The drop in the price of crude — which has plummeted more than 70 percent since 2014  — has prompted the oil industry to grasp for a silver lining.

Oil speculators have pointed to rumors that the Organization of the Petroleum Exporting Countries (OPEC) may rein in production, and speculated the demand for oil might pick up, as reason to be optimistic about the future of oil prices.

Unfortunately for speculators, IEA’s report is advising the oil industry not to get its hopes up.

“Persistent speculation about a deal between OPEC and leading non-OPEC producers to cut output appears to be just that: speculation,” the group’s report notes.

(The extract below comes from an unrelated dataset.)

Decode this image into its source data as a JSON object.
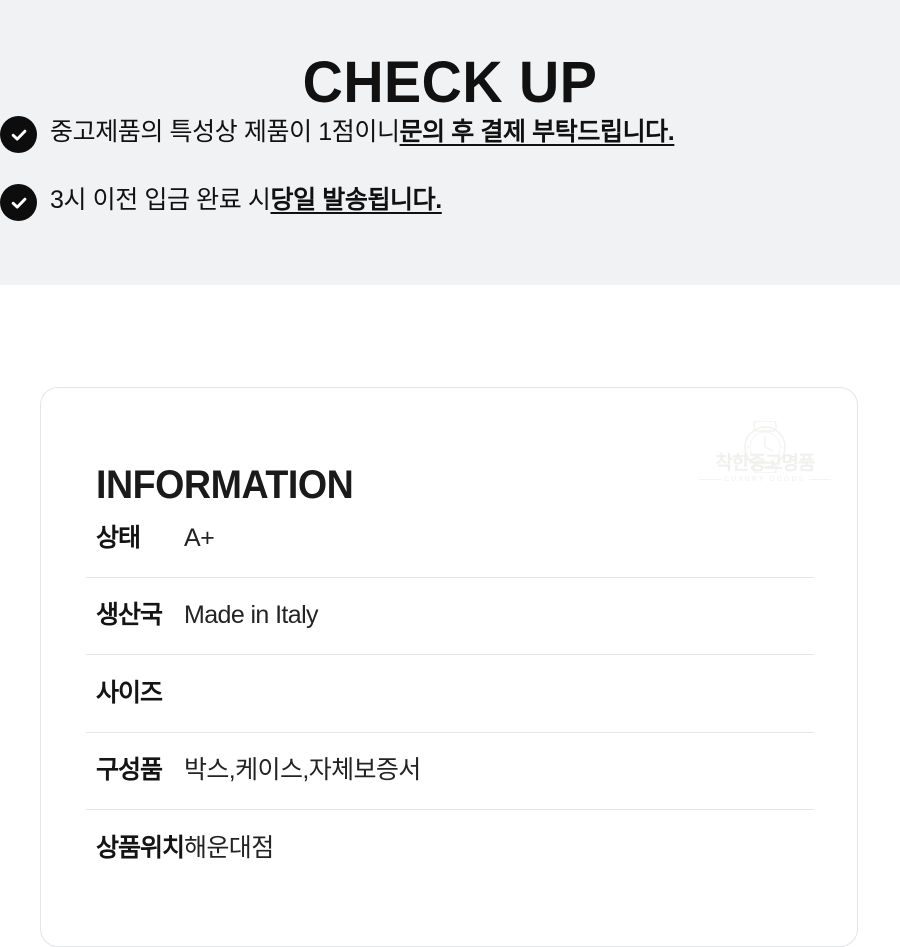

Indeed, massive amounts oil are rifling through the market at a breakneck speed thanks in part to increases in production from the OPEC nations, and the demand for oil simply cannot keep up with the crude dump.

IEA has upped its forecasts of how much global oil supply will trump demand over the first half of 2016. The report further notes that oil producers will pump out 1.75 million barrels of oil more than demand requires.

Oil supply in the U.S. is bubbling over at levels not seen since the former President Herbert Hoover’s administration in the early 1930s.

“Another widely-held view is that OPEC production, other than Iran, will not grow as strongly in 2016 as it did in 2015,” the IEA report goes on to note.

The report continues: “Although it is still early in the year, Iraqi output in January reached a new record and it is possible that more increases could follow. Iran has ramped up production in preparation for its emergence from nuclear sanctions and preliminary data suggests that Saudi Arabia’s shipments have increased, ” thereby killing off a possible bullish market on oil.

OPEC’s refusal to cut production, Iraq’s record-setting oil output thus far in 2016, and the lifting of sanctions on Iran’s oil production, will likely mean oil prices are going nowhere, the group states.

Since having economic sanction lifted, Iran has opened up its oil spigots, increasing its crude production by 80,000 barrels a day to 2.99 million.

The report added: “With the market already awash in oil, it is very hard to see how oil prices can rise significantly in the short term.”